Something in my tone must have conveyed the subliminal message, ‘Mind your own business,’ or, perhaps, ‘Don’t pursue this line of questioning because you won’t approve,’ because getting on for a whole half-hour passed before the conversation resumed.

‘What are you doing?’ this time a little tetchily, her tone conveying, ‘You’re doing something stupid and I want to know what it is.’

‘I’m investigating what blogging is about and how it works.’ I really must work on my tone and try to eliminate the little-boy-caught-with- fingers-in-the-cookie-jar edge that it has to it when under interrogation.

‘But what are you doing? What are you writing in it?’

‘You can do anything you like with blogs. You can write anything you like.’ At this point I am corkscrewing like a Lancaster Bomber caught in a searchlight, deploying all the evasive skills I can muster. Why? I don’t know. It’s a free world, and there’s nothing wrong with writing a blog but, for some reason, I feel like the child whose mother has just discovered his secret stash of Woodbines in the locked box under his bed: annoyed but deeply chagrined.

‘What are you writing in it?’

Clearly I have had to bail out and have been caught by the Gestapo.

‘Well, a poem,’ and the sheepishness in my tone betrays that my evasive skills have evaded me, leaving me with no option but to blurt out the truth.

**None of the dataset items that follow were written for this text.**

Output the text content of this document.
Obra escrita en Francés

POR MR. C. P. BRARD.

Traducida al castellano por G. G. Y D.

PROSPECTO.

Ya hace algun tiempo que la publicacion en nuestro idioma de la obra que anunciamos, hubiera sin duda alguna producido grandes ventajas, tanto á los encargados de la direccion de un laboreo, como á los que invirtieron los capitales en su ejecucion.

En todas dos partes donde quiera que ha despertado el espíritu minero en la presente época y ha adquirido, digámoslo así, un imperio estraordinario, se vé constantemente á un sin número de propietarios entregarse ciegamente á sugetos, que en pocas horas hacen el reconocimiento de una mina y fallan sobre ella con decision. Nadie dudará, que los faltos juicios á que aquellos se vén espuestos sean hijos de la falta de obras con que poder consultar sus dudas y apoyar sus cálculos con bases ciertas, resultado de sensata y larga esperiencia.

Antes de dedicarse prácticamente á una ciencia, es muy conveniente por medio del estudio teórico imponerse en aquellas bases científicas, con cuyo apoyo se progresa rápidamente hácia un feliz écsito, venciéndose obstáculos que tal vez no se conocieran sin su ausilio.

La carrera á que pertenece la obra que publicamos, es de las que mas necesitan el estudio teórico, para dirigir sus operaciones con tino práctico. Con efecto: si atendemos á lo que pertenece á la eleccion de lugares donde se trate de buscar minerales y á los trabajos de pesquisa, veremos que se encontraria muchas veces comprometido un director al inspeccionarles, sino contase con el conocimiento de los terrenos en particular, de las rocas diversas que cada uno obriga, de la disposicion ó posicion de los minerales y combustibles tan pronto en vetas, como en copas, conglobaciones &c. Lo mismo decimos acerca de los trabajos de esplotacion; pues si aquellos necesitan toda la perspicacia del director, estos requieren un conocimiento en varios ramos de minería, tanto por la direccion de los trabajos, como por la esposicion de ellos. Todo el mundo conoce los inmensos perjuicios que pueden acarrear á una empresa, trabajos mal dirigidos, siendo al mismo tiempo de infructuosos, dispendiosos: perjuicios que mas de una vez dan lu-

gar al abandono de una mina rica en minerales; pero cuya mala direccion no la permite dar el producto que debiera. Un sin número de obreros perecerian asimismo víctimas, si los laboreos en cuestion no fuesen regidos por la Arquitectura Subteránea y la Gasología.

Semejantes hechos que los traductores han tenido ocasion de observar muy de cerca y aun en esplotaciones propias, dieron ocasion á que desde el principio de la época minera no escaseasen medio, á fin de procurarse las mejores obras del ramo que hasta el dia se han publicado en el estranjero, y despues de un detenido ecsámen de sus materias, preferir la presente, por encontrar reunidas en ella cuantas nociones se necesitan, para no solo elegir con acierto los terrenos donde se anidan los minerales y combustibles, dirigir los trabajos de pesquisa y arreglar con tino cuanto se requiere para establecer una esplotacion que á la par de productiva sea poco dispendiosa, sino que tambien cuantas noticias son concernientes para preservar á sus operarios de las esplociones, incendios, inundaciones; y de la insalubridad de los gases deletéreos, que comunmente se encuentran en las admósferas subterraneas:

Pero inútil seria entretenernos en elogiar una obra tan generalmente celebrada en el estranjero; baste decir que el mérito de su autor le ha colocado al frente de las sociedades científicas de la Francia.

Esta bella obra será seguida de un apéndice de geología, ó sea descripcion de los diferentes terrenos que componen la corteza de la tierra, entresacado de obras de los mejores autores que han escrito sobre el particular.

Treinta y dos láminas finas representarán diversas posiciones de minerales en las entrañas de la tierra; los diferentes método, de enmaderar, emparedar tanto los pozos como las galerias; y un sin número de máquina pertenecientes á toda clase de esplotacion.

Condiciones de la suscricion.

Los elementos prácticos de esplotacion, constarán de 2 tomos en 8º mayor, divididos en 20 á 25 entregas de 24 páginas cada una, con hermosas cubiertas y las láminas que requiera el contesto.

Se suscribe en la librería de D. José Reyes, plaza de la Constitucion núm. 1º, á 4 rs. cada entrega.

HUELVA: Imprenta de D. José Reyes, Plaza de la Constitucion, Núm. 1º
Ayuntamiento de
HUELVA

‘You mean, you put a poem out in cyberspace and hope that someone will read it?’ she fired at me, and I felt the barb of the question tugging at and embedding itself into my metaphorical flesh, and my mind registered subliminally her use of the word ‘cyberspace’.

‘Well… Yes.’

A silence followed that was exactly the right length to render the next remark completely un-rebuttable.

‘You’re weird.’

I looked round, just in time to see the shaking of her head and the sometimes-I-despair-of-you frown on the face of my beloved.

After what I considered a sufficient passage of time enough to convey, ‘You don’t know what you’re talking about and I’m doing it anyway,’ I closed down the computer – a tacit admission of defeat.

For goodness sake, she watches ‘Eastenders'!

2 comments:

  1. So Des, you've arrived! I didn't know the wife was a Stenders fan, shame on her! As if Strictly isnt's bad enough. So where's the poem, dude?

    ReplyDelete
  2. Sad, isn't it? The poem, along with a few others now, is on the 'All About What: Poetry?' sub-blog listed in the side-bar.